You can test out your prompt on your seed videos!

python run.py classify-seed

This will run classification on the seed videos and return a classification report and confusion matrix. The confusion matrix can be found in references/figures.

More information on writing prompts can be found here

Note: Occasionally, the output of a prediction will be 'Label'. This is due to GPT not adhering to the format we instruct it to. There is no known fix to this as of now.

For example:

### Expected Output
Blockchain: Rationale

### Occasional Output
Label: Blockchain: Rationale

By default, our seed classifier will mark videos with a prediction of 'Label' as unrelated. This may result in accuracy being off by 1-2% when in reality it should be higher. Please inspect your output yourself to verify!

Conducting the Audit

The audit may take a very long time to run. Please make sure you're connected to a VPN before you start. We recommend using some program to keep your computer awake (Caffeine, Amphetamine).

If you are using python run.py audit, the audit will prompt you if you want to conduct a single audit or all audits (in our case six audits.)
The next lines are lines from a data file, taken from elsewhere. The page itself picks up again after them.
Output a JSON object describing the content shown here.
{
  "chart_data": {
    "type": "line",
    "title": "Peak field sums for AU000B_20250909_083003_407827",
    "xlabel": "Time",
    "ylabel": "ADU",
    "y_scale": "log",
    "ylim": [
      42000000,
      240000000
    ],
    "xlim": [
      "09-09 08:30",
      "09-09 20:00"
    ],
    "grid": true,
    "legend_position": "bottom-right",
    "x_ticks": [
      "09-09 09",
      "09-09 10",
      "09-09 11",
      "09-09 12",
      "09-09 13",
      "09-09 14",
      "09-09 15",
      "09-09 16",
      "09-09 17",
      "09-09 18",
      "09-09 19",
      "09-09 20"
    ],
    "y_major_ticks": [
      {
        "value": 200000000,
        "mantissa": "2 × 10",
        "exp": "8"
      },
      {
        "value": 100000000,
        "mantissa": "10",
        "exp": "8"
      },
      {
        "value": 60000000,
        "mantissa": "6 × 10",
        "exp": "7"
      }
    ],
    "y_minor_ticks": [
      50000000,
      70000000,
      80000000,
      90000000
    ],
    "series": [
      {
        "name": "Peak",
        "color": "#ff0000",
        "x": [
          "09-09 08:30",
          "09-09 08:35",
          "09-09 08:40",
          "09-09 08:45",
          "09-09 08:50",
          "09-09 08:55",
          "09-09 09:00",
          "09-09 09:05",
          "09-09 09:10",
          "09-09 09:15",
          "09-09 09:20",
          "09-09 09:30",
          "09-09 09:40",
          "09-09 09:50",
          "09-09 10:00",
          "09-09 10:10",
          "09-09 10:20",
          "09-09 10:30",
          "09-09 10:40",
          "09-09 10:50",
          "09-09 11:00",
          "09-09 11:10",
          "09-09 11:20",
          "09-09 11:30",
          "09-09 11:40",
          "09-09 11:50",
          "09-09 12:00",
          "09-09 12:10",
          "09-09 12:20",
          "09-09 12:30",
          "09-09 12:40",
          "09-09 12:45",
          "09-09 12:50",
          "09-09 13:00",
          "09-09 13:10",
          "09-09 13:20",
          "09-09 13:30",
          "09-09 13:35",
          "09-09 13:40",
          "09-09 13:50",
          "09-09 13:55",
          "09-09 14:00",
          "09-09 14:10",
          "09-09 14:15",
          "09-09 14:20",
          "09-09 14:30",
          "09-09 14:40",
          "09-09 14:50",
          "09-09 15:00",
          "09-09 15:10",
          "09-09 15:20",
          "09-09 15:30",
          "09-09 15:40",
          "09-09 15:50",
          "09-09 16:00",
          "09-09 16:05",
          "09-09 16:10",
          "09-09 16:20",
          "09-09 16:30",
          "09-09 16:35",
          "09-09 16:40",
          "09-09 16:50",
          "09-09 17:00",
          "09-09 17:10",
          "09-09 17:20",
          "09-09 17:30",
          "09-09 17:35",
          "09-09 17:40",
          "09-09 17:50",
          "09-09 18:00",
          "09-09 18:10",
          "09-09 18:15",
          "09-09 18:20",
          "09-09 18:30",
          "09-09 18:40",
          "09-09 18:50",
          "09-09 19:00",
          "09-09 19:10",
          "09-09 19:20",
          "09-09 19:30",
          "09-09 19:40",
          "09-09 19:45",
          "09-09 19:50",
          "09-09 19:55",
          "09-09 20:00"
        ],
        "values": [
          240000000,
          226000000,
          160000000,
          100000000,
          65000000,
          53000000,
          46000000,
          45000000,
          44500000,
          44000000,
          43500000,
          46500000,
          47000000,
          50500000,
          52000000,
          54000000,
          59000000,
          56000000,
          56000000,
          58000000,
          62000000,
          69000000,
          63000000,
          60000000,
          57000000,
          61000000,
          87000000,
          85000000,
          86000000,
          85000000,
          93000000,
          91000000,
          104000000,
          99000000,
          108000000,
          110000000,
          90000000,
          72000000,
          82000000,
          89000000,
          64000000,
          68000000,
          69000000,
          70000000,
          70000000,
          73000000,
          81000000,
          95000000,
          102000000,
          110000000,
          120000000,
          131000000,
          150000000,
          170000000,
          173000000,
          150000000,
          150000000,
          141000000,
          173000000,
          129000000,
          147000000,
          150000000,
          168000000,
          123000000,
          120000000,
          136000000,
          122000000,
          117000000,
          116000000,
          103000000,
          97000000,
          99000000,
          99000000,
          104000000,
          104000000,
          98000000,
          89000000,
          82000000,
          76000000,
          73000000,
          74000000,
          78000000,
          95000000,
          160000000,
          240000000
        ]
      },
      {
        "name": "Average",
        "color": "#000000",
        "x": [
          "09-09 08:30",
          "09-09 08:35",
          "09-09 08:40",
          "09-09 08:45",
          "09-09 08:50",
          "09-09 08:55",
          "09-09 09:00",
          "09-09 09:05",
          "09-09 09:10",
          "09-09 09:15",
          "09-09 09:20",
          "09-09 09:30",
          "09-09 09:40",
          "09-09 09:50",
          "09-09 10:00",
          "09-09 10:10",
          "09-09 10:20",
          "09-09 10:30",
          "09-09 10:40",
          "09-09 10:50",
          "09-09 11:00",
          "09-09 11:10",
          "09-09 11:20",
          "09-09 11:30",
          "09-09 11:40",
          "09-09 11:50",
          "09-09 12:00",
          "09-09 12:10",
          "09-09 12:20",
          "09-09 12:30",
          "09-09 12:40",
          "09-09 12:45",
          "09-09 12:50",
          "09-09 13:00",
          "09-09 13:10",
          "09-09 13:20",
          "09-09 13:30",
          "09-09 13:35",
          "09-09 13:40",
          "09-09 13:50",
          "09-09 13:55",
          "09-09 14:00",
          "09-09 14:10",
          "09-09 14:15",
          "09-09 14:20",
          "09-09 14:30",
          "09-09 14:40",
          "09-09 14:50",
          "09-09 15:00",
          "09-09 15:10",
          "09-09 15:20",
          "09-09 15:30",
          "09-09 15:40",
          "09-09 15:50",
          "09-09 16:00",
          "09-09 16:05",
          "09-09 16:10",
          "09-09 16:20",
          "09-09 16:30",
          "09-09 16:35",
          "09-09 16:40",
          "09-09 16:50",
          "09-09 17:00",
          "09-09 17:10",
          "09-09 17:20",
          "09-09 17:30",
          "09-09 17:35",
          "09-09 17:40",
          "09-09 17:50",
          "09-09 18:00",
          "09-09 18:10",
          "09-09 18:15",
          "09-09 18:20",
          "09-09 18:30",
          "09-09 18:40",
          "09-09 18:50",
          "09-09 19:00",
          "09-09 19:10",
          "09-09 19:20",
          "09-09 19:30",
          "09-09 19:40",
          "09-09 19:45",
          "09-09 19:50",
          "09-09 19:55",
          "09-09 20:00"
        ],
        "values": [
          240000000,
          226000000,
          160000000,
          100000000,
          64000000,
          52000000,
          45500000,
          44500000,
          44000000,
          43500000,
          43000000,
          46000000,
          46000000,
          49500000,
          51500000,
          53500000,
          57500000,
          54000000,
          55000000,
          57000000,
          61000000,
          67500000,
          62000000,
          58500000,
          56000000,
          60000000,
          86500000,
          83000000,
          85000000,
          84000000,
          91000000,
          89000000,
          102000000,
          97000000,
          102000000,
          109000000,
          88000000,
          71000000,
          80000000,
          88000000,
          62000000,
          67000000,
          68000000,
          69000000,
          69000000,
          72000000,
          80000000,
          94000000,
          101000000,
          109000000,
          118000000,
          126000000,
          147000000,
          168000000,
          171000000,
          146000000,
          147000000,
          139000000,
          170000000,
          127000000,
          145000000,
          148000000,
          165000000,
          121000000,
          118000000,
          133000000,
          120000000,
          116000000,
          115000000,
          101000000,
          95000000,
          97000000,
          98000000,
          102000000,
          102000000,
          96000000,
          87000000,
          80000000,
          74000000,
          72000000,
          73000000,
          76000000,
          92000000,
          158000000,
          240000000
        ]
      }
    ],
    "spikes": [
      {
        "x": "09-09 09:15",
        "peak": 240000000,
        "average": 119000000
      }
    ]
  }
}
If you choose one audit, the one audit will be run based on these parameters in config/Audit.py

# AUDIT VARIABLES
USER_AGE = "old"  #'young' or 'old'
FINANCE_VIDEO_TYPE = "blockchain"  #'traditional', 'blockchain', 'mixed'

If you choose multiple audits, the code will iterate through the following dictionary in config/Audit.py, sleeping ten minutes between each audit.

AUDITS = [
    {"type": "traditional", "age": "young"},
    {"type": "mixed", "age": "young"},
    {"type": "blockchain", "age": "young"},
    {"type": "traditional", "age": "old"},
    {"type": "mixed", "age": "old"},
    {"type": "blockchain", "age": "old"},
]

After running the audit, please run:

python run.py download-audit

python run.py create-audit-snippets

Audits are saved to data/audit with the following sub-folders:

raw - The raw video information. Please only keep the results of one run in this folder, as the pre-processing scripts read the entire directory to load in files. Having multiple audits in the folder will result in overriden and missing files in data cleaning steps.

processed - The downloaded videos. The sub-folder `snippets` contains the downloaded videos with snippets appended.

results - The results of our predictions.

Running Inference

Running inference on the audit videos is easy!

python run.py classify

Running the following command with run classification on every single audit file. Results are stored in data/audit/results/.

Analyzing Audit Results

GPT models use a parameter called 'temperature' to adjust how much risk their models take. 0 temperature means the model is deterministic, outputting the same response everytime. We've used a temeprate of 0.25 as we want the model to take a bit of risk. This, however, does resukt in cases where our predictions come back in the wrong format.

For example:

### Expected Output:

Blockchain: This video is blockchain

### Occassional Output:

Label: Blockchain: This video is blockchain

Because of this, we can not include a target for analyzing the results. It's much easier to analyze the result on your own through a notebook. We have a reference notebook: notebooks/insepectPredictions.ipynb that demonstrate loading in the result data, cleaning it, and running a Chi-Squared test. Please use that for reference. You can also generate any plots you need using matplotlib and seaborn.

Acknowledgements

We'd like to make a special thanks to the Data Science Capstone faculty, HDSI, Professor Stuart Geiger, and all our friends and family who provied us the opportunity to work on this project.